Catheter 130 may comprise an acoustic mirror 138 at its distal end for the purpose of directing an ultrasonic beam 140 in the proper direction into the aorta. Optionally, the distal tip of the catheter containing the mirror may comprise a balloon 136, which is configured to expand when the distal end of the catheter is in place, in a manner similar to that illustrated in Figs. 8A and 8B.

Although the above embodiments refer to specific sorts of transducers that are inserted into certain body passages, the principles of these embodiments may likewise be applied in diversion of emboli using transducers of other types, in these and other passages that are in proximity to the aorta and other major arteries. Furthermore, the principles of detection-driven acoustic diversion of emboli may be applied to streams of blood not only in blood vessels, as in the embodiments described above, but also in extracorporeal acoustic filtration devices for the purpose of removing embolic matter from blood during cardiopulmonary bypass, for example. Some extracorporeal devices of this type, to which detection-driven diversion may be applied, are described in the above-mentioned U.S. Patent 6,953,438.
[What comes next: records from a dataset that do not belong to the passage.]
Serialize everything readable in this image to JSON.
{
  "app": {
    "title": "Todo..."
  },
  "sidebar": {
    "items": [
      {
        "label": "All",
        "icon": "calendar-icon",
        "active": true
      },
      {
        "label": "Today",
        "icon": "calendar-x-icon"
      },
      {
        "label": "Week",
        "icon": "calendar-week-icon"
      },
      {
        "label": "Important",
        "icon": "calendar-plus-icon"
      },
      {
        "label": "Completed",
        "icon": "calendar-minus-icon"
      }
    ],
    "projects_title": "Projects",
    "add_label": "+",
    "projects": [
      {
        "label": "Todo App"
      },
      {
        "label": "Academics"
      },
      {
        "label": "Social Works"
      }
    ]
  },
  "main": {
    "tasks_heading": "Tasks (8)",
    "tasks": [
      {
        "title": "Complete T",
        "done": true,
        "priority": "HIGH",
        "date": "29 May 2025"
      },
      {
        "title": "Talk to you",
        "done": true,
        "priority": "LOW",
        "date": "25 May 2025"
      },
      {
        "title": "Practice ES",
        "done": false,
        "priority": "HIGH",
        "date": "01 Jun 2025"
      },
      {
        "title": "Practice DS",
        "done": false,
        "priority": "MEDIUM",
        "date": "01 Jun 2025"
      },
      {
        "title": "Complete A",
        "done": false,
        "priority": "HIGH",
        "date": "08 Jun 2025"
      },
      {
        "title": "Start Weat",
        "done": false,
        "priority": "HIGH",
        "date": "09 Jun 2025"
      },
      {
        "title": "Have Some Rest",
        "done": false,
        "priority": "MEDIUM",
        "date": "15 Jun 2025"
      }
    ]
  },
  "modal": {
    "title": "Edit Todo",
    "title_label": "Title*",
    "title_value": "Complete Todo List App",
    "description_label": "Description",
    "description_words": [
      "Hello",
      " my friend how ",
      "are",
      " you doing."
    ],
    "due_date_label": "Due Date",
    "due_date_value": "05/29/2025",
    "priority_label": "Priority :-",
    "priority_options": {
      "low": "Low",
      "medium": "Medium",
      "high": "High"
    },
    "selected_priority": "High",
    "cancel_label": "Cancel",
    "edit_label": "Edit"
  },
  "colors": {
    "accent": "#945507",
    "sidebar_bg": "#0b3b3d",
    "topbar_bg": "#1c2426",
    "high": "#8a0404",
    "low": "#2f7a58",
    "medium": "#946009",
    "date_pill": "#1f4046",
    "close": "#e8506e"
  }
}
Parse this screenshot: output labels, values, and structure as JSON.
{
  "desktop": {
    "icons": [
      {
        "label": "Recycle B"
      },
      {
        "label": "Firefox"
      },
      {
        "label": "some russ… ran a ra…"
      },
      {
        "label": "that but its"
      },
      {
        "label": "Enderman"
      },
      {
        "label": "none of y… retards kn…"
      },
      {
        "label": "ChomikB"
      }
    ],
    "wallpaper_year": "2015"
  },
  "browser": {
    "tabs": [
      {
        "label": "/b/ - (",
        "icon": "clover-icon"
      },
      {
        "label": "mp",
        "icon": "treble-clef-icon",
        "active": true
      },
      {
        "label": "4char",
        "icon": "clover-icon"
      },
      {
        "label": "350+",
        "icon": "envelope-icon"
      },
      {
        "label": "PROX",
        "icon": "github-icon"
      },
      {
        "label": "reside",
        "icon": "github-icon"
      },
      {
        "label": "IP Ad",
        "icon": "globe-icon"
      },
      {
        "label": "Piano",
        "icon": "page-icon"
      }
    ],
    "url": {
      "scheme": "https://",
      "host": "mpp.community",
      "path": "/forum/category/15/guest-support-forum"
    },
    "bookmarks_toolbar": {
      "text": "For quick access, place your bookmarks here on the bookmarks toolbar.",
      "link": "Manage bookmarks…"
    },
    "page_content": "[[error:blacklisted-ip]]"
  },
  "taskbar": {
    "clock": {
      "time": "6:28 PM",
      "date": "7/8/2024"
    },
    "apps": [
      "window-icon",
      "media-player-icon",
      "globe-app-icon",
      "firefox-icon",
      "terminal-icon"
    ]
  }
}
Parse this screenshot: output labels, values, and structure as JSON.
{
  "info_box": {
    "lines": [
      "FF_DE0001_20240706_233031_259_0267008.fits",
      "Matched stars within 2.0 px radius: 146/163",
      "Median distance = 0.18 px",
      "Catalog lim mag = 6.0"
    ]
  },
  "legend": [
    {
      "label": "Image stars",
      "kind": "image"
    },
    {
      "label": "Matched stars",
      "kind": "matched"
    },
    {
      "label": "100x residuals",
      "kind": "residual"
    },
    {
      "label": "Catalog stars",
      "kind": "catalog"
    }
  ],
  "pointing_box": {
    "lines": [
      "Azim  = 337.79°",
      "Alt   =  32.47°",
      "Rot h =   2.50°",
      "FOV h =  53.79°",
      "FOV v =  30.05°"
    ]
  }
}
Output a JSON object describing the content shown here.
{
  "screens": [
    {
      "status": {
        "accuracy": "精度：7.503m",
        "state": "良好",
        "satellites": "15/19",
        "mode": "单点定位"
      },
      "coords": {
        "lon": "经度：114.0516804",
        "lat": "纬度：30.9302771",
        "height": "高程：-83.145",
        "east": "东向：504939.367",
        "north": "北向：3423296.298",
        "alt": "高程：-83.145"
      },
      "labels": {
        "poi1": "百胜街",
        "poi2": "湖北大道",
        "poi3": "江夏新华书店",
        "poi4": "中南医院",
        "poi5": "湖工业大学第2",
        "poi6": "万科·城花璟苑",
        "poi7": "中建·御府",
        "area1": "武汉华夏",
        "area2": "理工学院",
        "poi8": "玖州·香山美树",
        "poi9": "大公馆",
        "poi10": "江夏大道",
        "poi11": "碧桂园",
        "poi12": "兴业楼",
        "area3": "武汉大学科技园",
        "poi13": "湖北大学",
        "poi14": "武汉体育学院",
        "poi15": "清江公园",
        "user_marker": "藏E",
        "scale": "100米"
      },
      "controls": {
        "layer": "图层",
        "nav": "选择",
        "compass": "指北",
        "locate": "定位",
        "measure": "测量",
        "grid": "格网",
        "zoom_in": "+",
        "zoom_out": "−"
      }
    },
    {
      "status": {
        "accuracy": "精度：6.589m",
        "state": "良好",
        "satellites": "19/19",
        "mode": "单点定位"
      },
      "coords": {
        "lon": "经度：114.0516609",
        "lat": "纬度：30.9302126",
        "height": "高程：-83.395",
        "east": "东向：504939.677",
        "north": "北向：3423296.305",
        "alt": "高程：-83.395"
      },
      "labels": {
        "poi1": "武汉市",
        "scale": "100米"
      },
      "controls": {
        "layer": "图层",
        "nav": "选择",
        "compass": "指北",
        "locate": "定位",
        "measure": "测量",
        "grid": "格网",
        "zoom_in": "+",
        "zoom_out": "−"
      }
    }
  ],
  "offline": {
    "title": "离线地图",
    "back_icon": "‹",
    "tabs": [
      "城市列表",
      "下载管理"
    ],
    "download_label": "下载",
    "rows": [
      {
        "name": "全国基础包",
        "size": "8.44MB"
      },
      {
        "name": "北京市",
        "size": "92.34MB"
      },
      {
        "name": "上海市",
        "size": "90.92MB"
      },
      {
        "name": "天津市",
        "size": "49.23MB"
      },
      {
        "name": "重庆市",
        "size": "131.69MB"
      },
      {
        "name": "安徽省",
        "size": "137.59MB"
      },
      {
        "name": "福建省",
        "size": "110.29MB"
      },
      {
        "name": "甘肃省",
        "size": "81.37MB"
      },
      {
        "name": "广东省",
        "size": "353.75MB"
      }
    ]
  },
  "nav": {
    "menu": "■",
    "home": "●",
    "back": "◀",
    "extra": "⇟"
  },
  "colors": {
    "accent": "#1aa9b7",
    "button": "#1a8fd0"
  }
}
It will thus be appreciated that the embodiments described above are cited by way of example, and that the present invention is not limited to what has been particularly shown and described hereinabove. Rather, the scope of the present invention includes both combinations and subcombinations of the various features described hereinabove, as well as variations and

modifications thereof which would occur to persons skilled in the art upon reading the foregoing description and which are not disclosed in the prior art.